Bev Hills Gothic Class




Beverly Hills Adult School Class #2: DeAnn reviewed the Gothic Textura alphabet letter by letter and also went over spacing.

Today’s most important idea: The overall texture is more important than the individual letter’s legibility.

One historical theory to explain how Gothic textura evolved into a very compact style of writing is that the Crusades were on-going during its development. Because the Crusades cost so much money, the Church spent less on parchment and so to conserve its use, the writing style became compact. For example, a large book would need a herd of cattle for its parchment pages.

Lining the grid paper: For the 5mm Brause nib or the Speedball C0, the x-height (width between waist to base) is 5 pen widths, which is 1-inch or 8 boxes on the grid paper. The space from the waist to the ascender is 2 pen widths, which is 3 boxes; the space from the base to the descender is also 2 pen-widths, or 3 boxes. The ascender is also called an extender. So line the sheet so that the darker-blue lines will form the x-height every other inch. Then divide the 8 boxes in-between in 3-2-3 boxes; the first 3 are the descender, then 2 boxes for inter-linear space (space between lines of writing), then 3 boxes for the ascender of the next line. DeAnn suggests lining the paper once, then cutting that strip to create a template that you can just place against a clean sheet so you don’t have to measure each time. (see photo).

Review of the elements that make up the Gothic textura letter: think of the squares as serifs; serif = decoration. The rectangle strokes are not decoration.

The square serifs should pierce the waist-line and base-line just slightly so that the letters don’t look too short. Practice will help you learn where to end the down-stroke so the square serif only slightly pierces the base-line. The square serifs can touch (e.g. m, n, u, v, w)

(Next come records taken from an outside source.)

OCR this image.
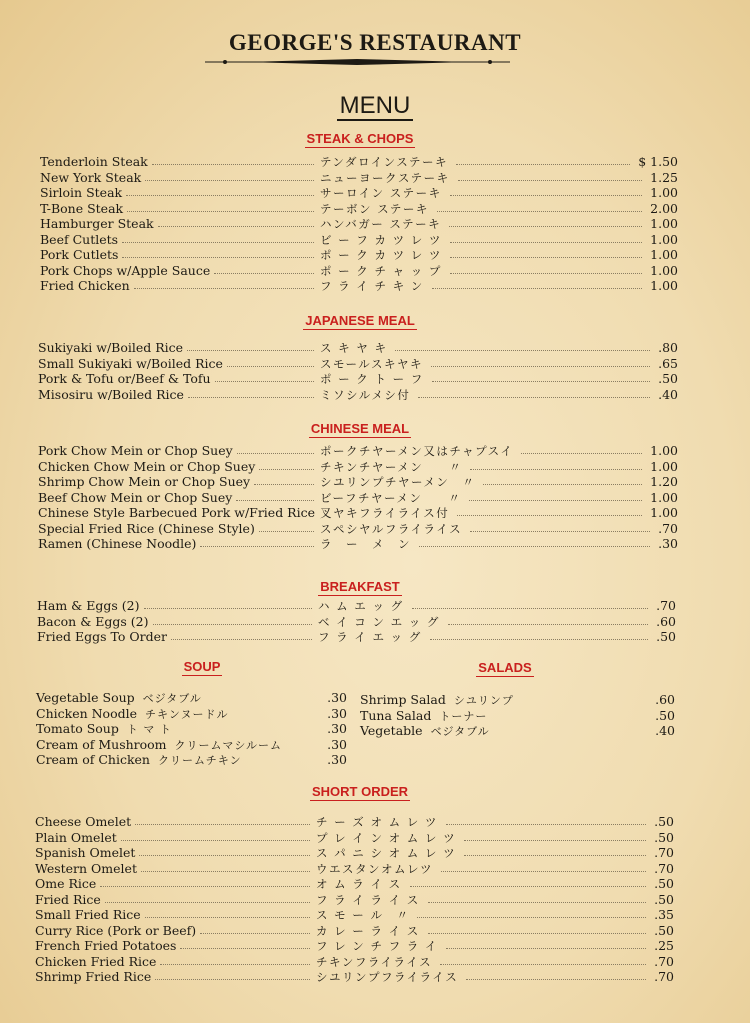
GEORGE'S RESTAURANT
MENU
STEAK & CHOPS
Tenderloin Steak	テンダロインステーキ	$ 1.50
New York Steak	ニューヨークステーキ	1.25
Sirloin Steak	サーロイン ステーキ	1.00
T-Bone Steak	テーボン ステーキ	2.00
Hamburger Steak	ハンバガー ステーキ	1.00
Beef Cutlets	ビ ー フ カ ツ レ ツ	1.00
Pork Cutlets	ポ ー ク カ ツ レ ツ	1.00
Pork Chops w/Apple Sauce	ポ ー ク チ ャ ッ プ	1.00
Fried Chicken	フ ラ イ チ キ ン	1.00
JAPANESE MEAL
Sukiyaki w/Boiled Rice	ス キ ヤ キ	.80
Small Sukiyaki w/Boiled Rice	スモールスキヤキ	.65
Pork & Tofu or/Beef & Tofu	ポ ー ク ト ー フ	.50
Misosiru w/Boiled Rice	ミソシルメシ付	.40
CHINESE MEAL
Pork Chow Mein or Chop Suey	ポークチヤーメン又はチャプスイ	1.00
Chicken Chow Mein or Chop Suey	チキンチヤーメン　　〃	1.00
Shrimp Chow Mein or Chop Suey	シユリンプチヤーメン　〃	1.20
Beef Chow Mein or Chop Suey	ビーフチヤーメン　　〃	1.00
Chinese Style Barbecued Pork w/Fried Rice 叉ヤキフライライス付	1.00
Special Fried Rice (Chinese Style)	スペシヤルフライライス	.70
Ramen (Chinese Noodle)	ラ　ー　メ　ン	.30
BREAKFAST
Ham & Eggs (2)	ハ ム エ ッ グ	.70
Bacon & Eggs (2)	ベ イ コ ン エ ッ グ	.60
Fried Eggs To Order	フ ラ イ エ ッ グ	.50
SOUP
Vegetable Soup ベジタブル	.30
Chicken Noodle チキンヌードル	.30
Tomato Soup ト マ ト	.30
Cream of Mushroom クリームマシルーム	.30
Cream of Chicken クリームチキン	.30
SALADS
Shrimp Salad シユリンプ	.60
Tuna Salad トーナー	.50
Vegetable ベジタブル	.40
SHORT ORDER
Cheese Omelet	チ ー ズ オ ム レ ツ	.50
Plain Omelet	プ レ イ ン オ ム レ ツ	.50
Spanish Omelet	ス パ ニ シ オ ム レ ツ	.70
Western Omelet	ウエスタンオムレツ	.70
Ome Rice	オ ム ラ イ ス	.50
Fried Rice	フ ラ イ ラ イ ス	.50
Small Fried Rice	ス モ ー ル　〃	.35
Curry Rice (Pork or Beef)	カ レ ー ラ イ ス	.50
French Fried Potatoes	フ レ ン チ フ ラ イ	.25
Chicken Fried Rice	チキンフライライス	.70
Shrimp Fried Rice	シユリンプフライライス	.70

Spacing is true picket fence; the space between the down-strokes = the width of the down-stroke. White space = dark space. So the “color” of the text is very dark. All the down-strokes for the letters in a word should look evenly spaced apart. Spacing between words is only slightly more than between letters; all the whitespace should look more or less equivalent in texture.

Notes on individual letters:

“h” : the left side of the rectangle-stroke should touch the letter and the waist-line.

“g” & “y” : for the descender, you can either curve out or slant away and leave a hairline to connect to

“p” & “q”: for the descender, rock your nib to the left at the end

“d” : think of it as an “o” with a longer rectangle stroke on top; start slightly to the left of the edge of the first down-stroke. The ascender is not a curve, but more of an entrance serif, either in the up or down direction.

Hangover letters: for “c”, “e”, “r”, “t”, “f”, “x”, leave the square serif off of the next letter and overlap or tuck underneath to start the down-stroke. E.g. ru, ei, ci, ce.

Illuminated Manuscript Project: start thinking about what text you may want to use. Think in terms of the time period, e.g. Beowulf, Chaucer’s Canterbury Tales, even later poets like John Donne or Shakespeare. But any text that you like is OK. You’ll need about 50 – 100 words, but even if your text is too long, you can edit an excerpt from it.

HOMEWORK: write alphabet sentences. See DeAnn’s website to download them: www.designingletters.com. Go to “About”, then “About Calligraphy”, then “Alphabet Sentences.”